Provò ad ignorare quelle voci assordanti arricciando appena il naso e girando il capo di lato. La sedia su cui era addormentata risultava scomoda, presto un dolore lancinante le colpì la nuca attraversando la spina dorsale e proseguendo fino ai piedi gelati. Dopo un minuto di totale quiete i rumori ripresero, oltre ai soldati ecco le interferenze della radio. Il suono mettalico la destò all’istante facendola sedere con un sobbalzo, gli occhi si aprirono con uno scatto mettendo lentamente a fuoco ciò che la circordava; due uomini in divisa portavano un fucile poggiato sulla spalla destra, in ferro forse e continuavano a blaterare nella loro lingua sotto lo sguardo infastidito del generale, il quale muoveva come una furia la manovella per far funzionare l’oggetto risintonizzandolo su segnali diversi in cerca di notizie dell'armata nipponica.

'Guadarukanaru, matanikau no Amerika-gun kōgeki ni kansura atarashī jōhō ga arimasu. Sensha 9-seki to arashi hōhei ga arimasu.'

Sembrava non si fossero accorti del fatto che fosse sveglia, tutt'altro, erano rimasti in allerta captando tutto ciò che ritenevano interessante. Quando le iridi di Vegeta incontrarono le sue egli si risistemò sulla sua poltrona e con un gesto della mano destra indicò loro di uscire dalla stanza, un breve inchino e i due ancora chiaccherando animatamente uscirono senza degnarla di uno sguardo. 
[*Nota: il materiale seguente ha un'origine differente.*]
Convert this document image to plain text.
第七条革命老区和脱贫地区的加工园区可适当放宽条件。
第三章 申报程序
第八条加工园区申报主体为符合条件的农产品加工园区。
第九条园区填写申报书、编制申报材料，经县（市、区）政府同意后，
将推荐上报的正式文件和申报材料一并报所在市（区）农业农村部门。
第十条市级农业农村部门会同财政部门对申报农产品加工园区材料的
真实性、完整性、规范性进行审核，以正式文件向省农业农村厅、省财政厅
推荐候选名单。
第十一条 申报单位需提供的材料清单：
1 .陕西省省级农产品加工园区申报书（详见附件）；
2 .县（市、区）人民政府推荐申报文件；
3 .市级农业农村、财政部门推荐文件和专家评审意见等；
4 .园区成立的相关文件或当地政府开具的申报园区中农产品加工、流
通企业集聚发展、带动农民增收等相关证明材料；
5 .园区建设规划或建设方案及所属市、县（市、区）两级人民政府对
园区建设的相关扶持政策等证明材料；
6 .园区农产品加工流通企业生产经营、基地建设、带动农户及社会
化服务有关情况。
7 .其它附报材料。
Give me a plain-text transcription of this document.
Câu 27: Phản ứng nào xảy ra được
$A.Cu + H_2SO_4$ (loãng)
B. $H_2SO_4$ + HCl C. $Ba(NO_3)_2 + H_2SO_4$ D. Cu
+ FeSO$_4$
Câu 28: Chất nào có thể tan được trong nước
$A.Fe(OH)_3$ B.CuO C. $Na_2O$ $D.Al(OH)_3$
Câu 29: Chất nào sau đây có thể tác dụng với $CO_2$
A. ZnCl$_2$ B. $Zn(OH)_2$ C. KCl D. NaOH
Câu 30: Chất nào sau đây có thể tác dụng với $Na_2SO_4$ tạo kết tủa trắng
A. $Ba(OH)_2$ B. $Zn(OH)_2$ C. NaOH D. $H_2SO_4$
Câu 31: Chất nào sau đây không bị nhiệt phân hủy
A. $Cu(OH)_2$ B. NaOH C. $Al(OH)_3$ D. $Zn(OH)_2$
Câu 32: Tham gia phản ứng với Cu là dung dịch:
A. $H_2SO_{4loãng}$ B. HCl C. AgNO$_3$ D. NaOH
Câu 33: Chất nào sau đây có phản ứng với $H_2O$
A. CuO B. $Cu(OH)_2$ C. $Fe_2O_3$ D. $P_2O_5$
'Era ora vi svegliaste, sono le dieci del mattino, è tardi.'

Sentenziò alzando di poco il tono coprendo quella delle notizie estere ancora in corso. Bulma non lo ascoltò, presa da altro si concentrò sul giapponese di cui aveva iniziato a percepire qualche parola e tradurla, risultava difficile ma abituata a stare tra quella gente lo considerava quasi normale. Non ricevendo risposta il generale sospirò, spense la radio e si distese meglio sulla poltrona picchiettando le dita sulla scrivania in legno. 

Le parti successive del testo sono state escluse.